Community Solar Subscriptions

Community solar subscriptions are another overlooked opportunity to lower rates, Quinlan shared. “In participating states, you can subscribe to a share of a solar farm and receive credits on your bill, often guaranteeing 5% to 10% monthly savings without installing anything.”

Create Efficiency With Smart Tech

Hines explained that you can also supercharge cuts when you pair shifting consumption away from peak times “with smart, responsive technologies … like smart thermostats, batteries and automated energy management systems” to optimize when and how energy is used.

Any costs spent upfront will pay off in spades over time.

Utility-Led Demand Response Programs

Additionally, some states or municipalities may have utility-led demand response (DR) programs, Hines said.

“DR programs compensate households for temporarily reducing or shifting their energy use during peak demand periods.” In return, participants receive bill credits or financial rewards.

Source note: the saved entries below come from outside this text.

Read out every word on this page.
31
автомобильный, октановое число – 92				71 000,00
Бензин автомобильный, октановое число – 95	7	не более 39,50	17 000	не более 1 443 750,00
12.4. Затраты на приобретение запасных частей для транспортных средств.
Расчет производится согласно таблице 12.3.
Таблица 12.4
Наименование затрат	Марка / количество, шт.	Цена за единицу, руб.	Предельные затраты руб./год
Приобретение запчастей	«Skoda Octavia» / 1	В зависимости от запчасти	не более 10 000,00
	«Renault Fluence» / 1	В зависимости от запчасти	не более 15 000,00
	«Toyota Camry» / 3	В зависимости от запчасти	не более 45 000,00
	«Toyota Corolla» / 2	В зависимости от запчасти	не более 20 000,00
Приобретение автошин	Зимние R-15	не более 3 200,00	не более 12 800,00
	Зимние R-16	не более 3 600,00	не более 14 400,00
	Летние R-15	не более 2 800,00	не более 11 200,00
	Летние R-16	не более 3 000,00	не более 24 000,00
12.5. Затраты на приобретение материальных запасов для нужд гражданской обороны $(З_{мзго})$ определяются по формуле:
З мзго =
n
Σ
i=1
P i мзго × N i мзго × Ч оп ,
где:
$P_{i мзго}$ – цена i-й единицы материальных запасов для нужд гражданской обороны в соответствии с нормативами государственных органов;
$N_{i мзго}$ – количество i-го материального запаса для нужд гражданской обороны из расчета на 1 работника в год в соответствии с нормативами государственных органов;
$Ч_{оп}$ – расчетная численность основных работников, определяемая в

Disconnect Energy Vampires

However, it’s also important not to underestimate the impact of everyday “energy vampires” such as electronics and appliances that draw power even when turned off.

“Simple actions like unplugging unused devices or using smart power strips can help eliminate that hidden load and amplify your overall efficiency gains,” Hines said.

Look for Rebates and Incentives

Lastly, though many federal tax credits are phasing out, Hines pointed out that many utilities also offer rebates and incentives to make energy-smart technologies more affordable.